We successfully completed the GCP migration, the Summit is behind us, and 2018Q3 is almost over. It is now time to
turn our attention to Q4, and while we are still working out OKR specifics, our primary and overriding focus for
Q4 will continue to be GitLab.com’s availability, and more specifically, observable availability. There are
two aspects to availability:
protecting uptime, and
protecting user data.
Making it observable entails measuring and evaluating availability against clearly specified objectives (SLXs)
that take into account error budgets.
When determining priorities, we must answer the question of whether the task at hand contributes to availability
along those two axes: if it does, we move forward; if it does not, it is likely safe to skip; if in doubt, we simply
ask. Efficiency, speed and cost optimizations are, at this stage, secondary goals. Maintaining high and stable
levels of measurable availability is, and will always be, one of our most critical OKRs. As our automation matures,
we will be able to increase our speed and optimize the environment.
Infrastructure's objective is to make GitLab.com ready for mission-critical workloads. In order to achieve this
goal, each team in Infrastructure has a charter to pursue this objective from different angles. SAE's goal is to
return GitLab.com to its nominal operating state when an incident takes place, whereas SRE's goal is to ensure
GitLab.com remains in its nominal operating state. In other words, SAE minimizes GitLab.com's MTTR and SRE maximizes
Infrastructure's OKRs are crafted along these lines of thought.
Achieving ours goals requires a high-performance team that adheres to GitLab's values.

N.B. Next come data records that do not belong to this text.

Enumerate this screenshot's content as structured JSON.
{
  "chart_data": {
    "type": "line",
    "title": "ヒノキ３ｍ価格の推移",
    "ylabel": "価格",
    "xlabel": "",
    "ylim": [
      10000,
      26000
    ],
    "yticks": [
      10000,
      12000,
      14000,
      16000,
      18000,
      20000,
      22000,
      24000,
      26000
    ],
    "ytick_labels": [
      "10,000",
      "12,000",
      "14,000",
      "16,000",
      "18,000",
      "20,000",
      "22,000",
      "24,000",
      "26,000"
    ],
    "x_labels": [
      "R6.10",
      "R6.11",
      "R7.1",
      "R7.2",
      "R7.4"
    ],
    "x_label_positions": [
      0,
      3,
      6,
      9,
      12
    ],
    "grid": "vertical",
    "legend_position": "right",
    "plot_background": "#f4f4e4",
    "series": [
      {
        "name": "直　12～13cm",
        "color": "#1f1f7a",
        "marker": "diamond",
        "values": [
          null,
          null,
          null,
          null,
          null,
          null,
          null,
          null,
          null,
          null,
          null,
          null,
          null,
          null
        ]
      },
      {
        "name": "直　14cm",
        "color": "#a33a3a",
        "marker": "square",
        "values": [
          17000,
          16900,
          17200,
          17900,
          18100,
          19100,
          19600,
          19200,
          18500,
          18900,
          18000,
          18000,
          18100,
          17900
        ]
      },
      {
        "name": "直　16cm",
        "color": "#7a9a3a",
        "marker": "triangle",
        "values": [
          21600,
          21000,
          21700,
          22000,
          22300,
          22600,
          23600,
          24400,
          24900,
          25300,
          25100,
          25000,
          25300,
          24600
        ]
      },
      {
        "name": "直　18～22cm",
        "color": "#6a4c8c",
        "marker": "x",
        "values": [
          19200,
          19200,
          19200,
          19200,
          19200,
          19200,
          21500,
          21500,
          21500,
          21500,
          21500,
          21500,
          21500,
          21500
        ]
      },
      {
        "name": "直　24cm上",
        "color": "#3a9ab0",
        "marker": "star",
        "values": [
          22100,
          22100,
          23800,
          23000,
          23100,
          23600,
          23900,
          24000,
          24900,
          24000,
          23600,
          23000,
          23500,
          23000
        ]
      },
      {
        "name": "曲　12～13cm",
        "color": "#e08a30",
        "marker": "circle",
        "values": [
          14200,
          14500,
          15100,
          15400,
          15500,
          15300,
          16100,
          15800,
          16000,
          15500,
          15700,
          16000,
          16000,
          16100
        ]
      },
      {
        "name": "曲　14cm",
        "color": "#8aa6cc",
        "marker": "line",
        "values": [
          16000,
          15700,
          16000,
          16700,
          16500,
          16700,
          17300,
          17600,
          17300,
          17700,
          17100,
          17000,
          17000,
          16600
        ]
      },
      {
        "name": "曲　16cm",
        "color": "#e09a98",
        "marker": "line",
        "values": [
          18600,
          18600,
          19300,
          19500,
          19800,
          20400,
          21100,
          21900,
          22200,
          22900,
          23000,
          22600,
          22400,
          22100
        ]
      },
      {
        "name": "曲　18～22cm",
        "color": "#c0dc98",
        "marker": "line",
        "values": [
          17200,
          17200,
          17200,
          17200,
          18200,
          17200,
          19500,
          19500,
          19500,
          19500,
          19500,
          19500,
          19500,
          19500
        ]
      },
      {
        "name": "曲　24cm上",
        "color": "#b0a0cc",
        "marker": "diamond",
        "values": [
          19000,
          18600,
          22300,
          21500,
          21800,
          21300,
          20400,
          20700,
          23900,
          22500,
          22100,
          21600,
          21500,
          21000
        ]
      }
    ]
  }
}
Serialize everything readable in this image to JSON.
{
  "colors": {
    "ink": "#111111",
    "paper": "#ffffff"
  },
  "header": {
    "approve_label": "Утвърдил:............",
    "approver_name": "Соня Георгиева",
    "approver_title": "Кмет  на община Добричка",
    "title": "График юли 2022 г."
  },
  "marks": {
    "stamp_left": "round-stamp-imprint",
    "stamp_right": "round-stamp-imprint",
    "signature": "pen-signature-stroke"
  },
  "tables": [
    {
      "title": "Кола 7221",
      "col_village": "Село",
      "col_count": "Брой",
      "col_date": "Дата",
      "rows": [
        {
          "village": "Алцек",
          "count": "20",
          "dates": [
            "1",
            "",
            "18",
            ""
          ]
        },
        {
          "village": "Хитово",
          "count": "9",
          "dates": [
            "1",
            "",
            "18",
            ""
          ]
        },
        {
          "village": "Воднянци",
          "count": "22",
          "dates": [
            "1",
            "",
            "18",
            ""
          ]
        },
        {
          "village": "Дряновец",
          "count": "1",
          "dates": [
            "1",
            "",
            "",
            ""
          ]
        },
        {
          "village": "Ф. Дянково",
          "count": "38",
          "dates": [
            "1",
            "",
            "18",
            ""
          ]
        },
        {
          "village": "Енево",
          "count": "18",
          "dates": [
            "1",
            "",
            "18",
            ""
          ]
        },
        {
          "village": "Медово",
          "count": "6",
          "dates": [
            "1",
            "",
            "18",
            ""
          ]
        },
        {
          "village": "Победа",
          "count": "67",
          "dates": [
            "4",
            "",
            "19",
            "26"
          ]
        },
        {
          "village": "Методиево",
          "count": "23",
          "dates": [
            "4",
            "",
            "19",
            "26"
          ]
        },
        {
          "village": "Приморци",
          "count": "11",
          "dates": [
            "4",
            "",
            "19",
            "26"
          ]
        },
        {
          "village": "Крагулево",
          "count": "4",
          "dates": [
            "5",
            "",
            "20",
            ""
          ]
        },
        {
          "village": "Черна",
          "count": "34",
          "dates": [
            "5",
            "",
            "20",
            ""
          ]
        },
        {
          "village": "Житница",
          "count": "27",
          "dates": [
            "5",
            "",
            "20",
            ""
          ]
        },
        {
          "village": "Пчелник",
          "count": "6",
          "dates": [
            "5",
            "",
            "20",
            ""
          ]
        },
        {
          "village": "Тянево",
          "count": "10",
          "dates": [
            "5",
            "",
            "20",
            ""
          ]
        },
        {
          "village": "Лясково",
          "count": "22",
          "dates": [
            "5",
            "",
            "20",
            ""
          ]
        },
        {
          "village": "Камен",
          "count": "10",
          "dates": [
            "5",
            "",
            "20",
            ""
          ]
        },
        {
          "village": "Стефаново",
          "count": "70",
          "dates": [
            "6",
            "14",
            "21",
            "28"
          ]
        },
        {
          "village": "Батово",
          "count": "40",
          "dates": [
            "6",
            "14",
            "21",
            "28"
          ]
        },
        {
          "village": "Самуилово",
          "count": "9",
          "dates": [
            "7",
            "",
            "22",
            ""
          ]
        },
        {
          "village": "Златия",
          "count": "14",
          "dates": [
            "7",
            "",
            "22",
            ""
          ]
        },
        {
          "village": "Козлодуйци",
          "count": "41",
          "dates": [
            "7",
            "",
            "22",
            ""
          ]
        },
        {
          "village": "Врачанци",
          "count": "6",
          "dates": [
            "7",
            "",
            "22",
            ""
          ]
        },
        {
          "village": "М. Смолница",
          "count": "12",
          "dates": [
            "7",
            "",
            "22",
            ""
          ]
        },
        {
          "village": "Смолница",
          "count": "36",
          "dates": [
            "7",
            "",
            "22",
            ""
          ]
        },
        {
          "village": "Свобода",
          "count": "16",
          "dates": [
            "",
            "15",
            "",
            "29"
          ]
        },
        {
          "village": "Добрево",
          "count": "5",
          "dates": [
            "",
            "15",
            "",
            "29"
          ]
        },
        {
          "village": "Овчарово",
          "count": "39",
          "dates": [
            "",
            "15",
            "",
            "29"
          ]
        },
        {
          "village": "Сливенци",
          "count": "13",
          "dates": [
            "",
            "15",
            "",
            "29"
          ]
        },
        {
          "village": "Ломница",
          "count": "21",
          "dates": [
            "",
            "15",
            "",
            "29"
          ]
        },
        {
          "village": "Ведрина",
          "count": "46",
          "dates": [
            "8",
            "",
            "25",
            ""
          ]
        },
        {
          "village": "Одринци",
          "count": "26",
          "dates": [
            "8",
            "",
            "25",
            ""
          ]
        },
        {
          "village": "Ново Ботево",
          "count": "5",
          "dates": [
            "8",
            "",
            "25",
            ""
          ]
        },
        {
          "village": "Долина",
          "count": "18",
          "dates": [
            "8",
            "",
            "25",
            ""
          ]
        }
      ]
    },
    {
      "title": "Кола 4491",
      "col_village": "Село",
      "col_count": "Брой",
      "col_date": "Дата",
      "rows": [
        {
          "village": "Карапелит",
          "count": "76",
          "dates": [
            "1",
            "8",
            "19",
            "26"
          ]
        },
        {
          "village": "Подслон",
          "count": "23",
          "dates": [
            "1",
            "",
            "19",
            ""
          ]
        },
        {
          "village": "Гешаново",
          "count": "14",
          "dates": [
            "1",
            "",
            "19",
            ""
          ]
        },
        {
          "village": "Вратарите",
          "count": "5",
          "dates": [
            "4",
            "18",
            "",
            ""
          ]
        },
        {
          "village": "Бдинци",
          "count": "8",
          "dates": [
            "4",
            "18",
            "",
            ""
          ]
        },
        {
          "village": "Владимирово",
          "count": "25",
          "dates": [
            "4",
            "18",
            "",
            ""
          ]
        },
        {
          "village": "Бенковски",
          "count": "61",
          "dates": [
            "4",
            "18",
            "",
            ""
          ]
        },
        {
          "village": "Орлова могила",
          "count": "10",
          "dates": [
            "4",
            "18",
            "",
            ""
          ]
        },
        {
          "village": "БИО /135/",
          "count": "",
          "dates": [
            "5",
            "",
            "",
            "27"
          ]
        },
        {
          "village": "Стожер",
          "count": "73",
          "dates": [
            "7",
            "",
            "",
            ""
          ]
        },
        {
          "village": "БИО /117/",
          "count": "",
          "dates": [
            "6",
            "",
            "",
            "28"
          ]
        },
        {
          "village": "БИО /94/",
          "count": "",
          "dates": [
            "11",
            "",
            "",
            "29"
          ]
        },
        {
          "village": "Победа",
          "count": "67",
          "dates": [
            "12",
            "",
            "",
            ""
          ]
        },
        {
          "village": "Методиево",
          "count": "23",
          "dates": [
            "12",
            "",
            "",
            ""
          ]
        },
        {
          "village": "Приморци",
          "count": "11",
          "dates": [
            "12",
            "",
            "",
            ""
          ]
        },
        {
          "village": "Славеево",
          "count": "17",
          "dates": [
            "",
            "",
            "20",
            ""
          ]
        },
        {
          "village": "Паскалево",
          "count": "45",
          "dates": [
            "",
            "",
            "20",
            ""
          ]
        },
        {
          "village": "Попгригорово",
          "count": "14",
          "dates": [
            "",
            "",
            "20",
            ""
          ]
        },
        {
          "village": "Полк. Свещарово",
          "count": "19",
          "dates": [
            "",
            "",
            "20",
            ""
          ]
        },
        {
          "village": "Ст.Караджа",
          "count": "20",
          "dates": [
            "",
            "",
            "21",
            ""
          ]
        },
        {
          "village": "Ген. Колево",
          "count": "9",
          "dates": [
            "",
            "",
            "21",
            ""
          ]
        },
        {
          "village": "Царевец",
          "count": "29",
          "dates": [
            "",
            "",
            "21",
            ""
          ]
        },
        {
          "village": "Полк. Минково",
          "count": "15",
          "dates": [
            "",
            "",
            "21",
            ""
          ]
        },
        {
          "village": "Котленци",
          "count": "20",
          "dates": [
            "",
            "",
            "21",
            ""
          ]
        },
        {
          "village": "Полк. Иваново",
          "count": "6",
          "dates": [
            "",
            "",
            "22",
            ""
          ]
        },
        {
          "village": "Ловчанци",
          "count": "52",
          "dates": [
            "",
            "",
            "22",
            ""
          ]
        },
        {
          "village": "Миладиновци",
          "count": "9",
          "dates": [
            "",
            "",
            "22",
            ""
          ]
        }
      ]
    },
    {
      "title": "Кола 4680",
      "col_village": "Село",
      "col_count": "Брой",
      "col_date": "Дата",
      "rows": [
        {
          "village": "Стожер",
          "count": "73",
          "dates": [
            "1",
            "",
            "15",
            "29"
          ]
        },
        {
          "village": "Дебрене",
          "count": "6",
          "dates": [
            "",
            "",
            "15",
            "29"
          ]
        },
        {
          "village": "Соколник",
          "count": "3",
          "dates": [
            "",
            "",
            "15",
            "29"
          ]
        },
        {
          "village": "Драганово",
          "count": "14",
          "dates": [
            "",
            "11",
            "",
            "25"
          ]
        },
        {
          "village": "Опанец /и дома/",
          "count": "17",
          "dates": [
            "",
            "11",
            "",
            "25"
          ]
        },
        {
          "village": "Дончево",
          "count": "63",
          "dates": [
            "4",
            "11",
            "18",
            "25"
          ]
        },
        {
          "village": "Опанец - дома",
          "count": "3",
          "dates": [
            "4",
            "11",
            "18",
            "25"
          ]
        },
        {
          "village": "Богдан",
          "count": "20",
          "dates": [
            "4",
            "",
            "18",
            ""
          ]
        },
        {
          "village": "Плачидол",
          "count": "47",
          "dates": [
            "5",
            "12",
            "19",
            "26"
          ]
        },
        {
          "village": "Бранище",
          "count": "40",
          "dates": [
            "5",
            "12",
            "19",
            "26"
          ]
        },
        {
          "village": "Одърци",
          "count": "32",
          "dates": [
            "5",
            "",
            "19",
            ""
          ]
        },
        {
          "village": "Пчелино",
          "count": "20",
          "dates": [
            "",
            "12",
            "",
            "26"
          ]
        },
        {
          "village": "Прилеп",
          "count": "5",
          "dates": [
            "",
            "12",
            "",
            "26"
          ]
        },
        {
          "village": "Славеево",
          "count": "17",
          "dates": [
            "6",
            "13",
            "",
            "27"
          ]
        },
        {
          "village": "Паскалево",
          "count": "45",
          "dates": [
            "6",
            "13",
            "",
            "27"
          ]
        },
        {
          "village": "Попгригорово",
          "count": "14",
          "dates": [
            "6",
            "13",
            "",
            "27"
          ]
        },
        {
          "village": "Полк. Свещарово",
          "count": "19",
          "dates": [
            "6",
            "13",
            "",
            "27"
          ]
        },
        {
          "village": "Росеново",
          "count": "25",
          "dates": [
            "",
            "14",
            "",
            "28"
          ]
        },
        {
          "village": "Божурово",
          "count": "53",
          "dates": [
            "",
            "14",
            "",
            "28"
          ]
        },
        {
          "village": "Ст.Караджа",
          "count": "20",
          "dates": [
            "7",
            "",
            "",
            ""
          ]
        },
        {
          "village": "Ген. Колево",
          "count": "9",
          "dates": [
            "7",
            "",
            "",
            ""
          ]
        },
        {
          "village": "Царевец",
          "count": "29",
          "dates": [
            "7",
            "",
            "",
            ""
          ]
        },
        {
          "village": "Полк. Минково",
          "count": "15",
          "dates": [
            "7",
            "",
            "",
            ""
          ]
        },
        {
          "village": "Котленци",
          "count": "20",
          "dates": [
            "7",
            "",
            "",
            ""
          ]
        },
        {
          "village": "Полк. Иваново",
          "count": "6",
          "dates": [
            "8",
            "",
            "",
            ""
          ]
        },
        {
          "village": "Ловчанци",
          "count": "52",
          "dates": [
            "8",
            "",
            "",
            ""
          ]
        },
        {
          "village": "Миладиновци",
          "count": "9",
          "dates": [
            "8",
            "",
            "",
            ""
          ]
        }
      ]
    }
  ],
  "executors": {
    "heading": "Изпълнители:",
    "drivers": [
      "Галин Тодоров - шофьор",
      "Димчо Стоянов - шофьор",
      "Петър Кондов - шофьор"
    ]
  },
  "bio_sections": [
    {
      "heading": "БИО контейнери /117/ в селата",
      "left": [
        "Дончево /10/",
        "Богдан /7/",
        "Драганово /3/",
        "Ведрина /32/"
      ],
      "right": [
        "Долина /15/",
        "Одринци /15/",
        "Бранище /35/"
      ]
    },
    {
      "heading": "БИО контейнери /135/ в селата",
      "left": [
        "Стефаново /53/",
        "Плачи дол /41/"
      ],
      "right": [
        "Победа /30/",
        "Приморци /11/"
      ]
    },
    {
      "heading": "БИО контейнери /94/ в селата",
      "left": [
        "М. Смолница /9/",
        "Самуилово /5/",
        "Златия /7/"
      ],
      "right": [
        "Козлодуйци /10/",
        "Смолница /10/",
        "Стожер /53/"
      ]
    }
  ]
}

We are not simply runnig GitLab.com: we are also building a team we love to work with. As Reed Hastings eloquently
put it, we want to create a team where
"Oh, I’d want to come to work every day and solve these problems with these people".
There are three cultural aspects to focus on as we continue to develop and polish the team:
Focus on observable availability at every turn and watch each other's back. Read and embrace Richard Cook’s
How Complex Systems Fail and
apply its principles to GitLab.com’s care and feeding.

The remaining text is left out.